"You don't seem to be fond of journalists?"
"I think very highly of them when they are intelligent and their criticisms are decent. I once knew a very popular literary man, who laughed till he cried over the savage attacks that the journalists made upon his works. 'If I were not successful,' he would say, 'those fellows would not honor me with their hatred. They would not say anything about me unless it were to offer me some patronizing compliment. Ah! my dear fellow, congratulate me! Everybody cannot have enemies.'—But, to return to Monsieur Saint-Bergame: for what newspaper does he write?"
"Really, I can't tell you; for some new sheet—more than one, perhaps. He has the reputation of being very bitter, and prides himself on it."
"He has no reason to. Nothing is so easy as to say unkind things; the conversation of cooks and concierges is principally made up of them."

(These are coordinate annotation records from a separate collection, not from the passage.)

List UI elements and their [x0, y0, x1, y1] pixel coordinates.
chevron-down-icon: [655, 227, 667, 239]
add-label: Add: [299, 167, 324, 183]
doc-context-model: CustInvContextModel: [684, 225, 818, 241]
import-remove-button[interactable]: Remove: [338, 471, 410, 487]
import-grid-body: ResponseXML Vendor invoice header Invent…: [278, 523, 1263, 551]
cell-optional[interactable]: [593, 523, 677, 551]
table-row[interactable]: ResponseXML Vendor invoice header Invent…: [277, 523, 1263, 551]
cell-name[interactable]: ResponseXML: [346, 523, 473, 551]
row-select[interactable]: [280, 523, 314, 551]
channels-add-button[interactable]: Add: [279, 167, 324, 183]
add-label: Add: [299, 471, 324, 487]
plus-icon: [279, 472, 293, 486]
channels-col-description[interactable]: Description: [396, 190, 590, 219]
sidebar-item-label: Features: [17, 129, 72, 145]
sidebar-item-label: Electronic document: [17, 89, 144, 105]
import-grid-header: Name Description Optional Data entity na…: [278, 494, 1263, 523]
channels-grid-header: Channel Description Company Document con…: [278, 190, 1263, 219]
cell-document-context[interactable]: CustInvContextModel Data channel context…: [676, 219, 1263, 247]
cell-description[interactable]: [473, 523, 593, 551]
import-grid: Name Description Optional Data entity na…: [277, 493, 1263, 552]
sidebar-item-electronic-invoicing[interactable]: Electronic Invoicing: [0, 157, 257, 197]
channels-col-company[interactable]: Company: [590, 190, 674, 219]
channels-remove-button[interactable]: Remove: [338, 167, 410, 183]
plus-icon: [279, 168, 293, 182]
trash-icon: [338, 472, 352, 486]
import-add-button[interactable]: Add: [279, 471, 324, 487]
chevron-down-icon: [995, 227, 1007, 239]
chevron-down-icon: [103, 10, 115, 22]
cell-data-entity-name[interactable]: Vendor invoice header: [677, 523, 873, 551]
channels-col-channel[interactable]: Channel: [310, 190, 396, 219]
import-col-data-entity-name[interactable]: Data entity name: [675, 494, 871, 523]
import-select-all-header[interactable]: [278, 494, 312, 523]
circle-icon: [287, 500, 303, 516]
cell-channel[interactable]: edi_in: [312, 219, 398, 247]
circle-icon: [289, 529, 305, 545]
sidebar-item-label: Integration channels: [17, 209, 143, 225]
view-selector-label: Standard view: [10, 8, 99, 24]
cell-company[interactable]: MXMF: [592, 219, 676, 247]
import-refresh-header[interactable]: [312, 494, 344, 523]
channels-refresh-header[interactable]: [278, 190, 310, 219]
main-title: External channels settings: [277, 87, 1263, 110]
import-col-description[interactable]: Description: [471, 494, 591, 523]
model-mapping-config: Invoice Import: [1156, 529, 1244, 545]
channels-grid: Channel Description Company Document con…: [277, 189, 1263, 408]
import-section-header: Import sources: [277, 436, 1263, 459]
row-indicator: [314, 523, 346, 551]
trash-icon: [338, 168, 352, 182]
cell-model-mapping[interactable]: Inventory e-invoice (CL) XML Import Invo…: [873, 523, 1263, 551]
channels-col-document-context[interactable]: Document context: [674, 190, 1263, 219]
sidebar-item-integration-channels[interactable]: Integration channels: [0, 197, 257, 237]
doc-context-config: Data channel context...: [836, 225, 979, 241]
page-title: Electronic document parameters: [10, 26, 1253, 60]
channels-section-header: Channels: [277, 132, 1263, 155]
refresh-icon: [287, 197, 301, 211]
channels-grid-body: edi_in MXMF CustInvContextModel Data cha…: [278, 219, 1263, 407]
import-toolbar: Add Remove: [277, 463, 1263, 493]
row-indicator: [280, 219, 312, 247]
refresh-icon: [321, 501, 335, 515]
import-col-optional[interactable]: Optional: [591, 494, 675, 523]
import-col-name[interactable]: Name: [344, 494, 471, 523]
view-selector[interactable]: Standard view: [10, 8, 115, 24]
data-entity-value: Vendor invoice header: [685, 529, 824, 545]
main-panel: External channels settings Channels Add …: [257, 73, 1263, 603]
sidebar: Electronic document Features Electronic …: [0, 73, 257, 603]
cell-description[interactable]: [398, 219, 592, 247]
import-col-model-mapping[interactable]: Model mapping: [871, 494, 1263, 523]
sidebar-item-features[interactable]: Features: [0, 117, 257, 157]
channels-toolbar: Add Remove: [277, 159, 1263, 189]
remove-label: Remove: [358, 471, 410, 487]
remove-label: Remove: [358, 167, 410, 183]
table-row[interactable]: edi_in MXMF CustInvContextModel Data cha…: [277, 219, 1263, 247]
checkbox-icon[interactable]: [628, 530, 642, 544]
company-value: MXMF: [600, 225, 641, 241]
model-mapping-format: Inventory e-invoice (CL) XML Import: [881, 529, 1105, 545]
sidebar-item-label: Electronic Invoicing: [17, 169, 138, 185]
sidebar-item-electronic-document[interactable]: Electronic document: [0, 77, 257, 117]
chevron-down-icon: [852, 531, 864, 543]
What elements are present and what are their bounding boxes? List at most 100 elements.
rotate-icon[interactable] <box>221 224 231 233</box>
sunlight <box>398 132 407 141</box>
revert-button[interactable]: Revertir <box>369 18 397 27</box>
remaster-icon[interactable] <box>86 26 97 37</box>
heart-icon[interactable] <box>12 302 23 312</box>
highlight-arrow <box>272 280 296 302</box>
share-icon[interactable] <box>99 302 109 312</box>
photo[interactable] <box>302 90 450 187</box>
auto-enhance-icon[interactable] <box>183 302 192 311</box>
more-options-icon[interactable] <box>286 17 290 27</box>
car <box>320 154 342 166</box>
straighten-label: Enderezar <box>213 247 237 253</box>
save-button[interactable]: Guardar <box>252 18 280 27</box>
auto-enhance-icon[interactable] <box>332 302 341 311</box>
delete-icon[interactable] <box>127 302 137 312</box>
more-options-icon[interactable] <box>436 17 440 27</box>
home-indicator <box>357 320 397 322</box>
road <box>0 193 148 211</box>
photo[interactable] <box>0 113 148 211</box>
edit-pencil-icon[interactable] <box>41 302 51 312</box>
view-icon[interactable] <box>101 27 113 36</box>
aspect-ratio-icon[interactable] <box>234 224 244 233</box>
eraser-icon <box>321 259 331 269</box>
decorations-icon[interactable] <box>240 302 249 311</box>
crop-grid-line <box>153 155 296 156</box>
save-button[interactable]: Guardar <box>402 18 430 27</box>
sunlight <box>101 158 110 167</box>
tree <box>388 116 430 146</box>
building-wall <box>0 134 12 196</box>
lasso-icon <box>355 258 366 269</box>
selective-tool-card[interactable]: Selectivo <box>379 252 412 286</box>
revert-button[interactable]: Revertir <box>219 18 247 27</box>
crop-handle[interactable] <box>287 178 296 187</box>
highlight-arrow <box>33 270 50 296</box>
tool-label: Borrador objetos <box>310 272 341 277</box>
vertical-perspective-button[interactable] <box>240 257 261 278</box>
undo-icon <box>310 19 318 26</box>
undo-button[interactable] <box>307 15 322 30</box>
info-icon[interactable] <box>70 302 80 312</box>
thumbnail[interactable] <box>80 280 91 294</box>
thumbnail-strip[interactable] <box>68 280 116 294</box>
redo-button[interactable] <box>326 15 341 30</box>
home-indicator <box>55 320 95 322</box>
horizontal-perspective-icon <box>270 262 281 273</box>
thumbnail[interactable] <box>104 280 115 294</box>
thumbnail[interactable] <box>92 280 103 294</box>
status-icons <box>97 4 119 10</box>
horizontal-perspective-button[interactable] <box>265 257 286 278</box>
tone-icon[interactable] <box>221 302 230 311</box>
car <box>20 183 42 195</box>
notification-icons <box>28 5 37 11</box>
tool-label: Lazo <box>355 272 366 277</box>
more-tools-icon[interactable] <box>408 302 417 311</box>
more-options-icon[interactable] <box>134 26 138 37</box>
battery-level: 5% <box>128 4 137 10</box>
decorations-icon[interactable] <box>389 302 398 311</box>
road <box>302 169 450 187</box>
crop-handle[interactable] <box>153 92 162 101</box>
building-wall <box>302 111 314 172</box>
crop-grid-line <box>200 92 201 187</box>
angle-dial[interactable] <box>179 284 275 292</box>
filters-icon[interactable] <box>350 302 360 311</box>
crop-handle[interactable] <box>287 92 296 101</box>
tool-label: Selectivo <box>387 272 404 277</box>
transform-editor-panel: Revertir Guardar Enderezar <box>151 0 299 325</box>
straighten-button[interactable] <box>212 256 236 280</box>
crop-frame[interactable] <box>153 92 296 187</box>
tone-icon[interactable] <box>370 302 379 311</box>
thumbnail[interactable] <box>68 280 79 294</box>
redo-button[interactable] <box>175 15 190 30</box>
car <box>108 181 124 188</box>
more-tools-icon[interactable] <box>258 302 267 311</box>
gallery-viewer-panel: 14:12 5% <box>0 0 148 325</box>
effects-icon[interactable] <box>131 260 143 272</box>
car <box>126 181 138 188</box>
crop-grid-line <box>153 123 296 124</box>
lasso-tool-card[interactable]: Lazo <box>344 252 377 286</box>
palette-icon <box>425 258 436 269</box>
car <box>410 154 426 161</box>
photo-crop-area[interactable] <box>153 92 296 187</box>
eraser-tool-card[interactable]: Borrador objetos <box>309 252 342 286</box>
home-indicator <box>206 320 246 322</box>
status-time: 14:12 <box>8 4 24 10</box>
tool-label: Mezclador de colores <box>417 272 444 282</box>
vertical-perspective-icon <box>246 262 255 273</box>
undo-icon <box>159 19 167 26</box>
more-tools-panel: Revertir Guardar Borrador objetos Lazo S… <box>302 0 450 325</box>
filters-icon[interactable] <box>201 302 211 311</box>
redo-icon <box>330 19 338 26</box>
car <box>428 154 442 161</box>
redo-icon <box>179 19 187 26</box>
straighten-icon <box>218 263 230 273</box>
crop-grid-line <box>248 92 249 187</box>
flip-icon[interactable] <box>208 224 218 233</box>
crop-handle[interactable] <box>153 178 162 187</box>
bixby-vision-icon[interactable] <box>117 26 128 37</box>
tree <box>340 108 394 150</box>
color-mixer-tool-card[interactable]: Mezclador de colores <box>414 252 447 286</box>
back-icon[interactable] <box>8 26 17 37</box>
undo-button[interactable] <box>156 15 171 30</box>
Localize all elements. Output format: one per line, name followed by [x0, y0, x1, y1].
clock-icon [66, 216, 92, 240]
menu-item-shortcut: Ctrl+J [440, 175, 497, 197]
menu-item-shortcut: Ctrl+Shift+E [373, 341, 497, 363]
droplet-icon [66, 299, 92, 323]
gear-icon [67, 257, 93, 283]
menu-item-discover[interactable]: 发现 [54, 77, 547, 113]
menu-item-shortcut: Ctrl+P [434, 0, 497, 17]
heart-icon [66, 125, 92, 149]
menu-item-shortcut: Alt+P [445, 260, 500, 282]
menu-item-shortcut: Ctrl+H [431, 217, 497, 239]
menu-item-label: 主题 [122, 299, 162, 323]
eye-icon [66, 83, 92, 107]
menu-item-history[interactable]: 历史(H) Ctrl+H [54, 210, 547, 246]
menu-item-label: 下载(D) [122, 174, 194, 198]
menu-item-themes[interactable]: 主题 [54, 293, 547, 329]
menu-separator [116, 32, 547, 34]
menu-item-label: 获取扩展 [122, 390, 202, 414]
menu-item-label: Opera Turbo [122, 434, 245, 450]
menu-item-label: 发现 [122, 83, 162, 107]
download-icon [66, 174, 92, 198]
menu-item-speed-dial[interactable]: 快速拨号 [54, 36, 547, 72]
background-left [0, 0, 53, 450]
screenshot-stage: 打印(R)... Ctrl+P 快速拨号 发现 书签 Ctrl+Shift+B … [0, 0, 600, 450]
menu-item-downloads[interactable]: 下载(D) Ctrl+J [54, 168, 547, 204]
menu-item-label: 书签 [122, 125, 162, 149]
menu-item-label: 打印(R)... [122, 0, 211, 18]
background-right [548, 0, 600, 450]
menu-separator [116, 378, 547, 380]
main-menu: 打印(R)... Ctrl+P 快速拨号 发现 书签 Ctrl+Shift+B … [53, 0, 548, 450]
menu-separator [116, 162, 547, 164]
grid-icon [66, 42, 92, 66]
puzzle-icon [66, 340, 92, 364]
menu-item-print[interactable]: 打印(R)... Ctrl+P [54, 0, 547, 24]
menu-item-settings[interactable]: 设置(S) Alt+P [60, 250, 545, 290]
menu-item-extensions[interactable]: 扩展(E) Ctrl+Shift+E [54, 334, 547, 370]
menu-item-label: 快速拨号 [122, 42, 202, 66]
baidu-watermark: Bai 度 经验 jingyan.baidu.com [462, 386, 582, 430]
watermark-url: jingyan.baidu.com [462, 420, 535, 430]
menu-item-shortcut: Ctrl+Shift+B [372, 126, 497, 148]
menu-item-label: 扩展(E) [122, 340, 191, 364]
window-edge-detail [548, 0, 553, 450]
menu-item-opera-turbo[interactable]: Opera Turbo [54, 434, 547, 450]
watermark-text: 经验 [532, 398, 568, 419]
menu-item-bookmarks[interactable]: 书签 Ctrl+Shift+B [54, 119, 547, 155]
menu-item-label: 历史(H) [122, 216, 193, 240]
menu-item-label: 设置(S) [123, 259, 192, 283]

"I believe, too, that Saint-Bergame has had a long play in verse accepted at the Odéon, or at the Français, or perhaps at the Théâtre-Historique. But he's been talking about it a long, long while, and nobody else ever mentions it."
"And are these monsieur's only titles to the admiration of his contemporaries?"
"I know of no others. However, he's a good-looking fellow, dresses well, and follows all the fashions. He's a beau cavalier; so you must not be surprised if all the ladies fight for the honor of capturing him."
"Oh! I am surprised at nothing."
"But do you not cultivate the arts, Monsieur Rochebrune? I should say that I had heard of songs and ballads of which you are doubly the author, having composed both words and music."
"Yes, monsieur, that is true. But one is no more a literary man because one can write a ballad, than one is a composer because one has composed an air and worked out a piano accompaniment for it."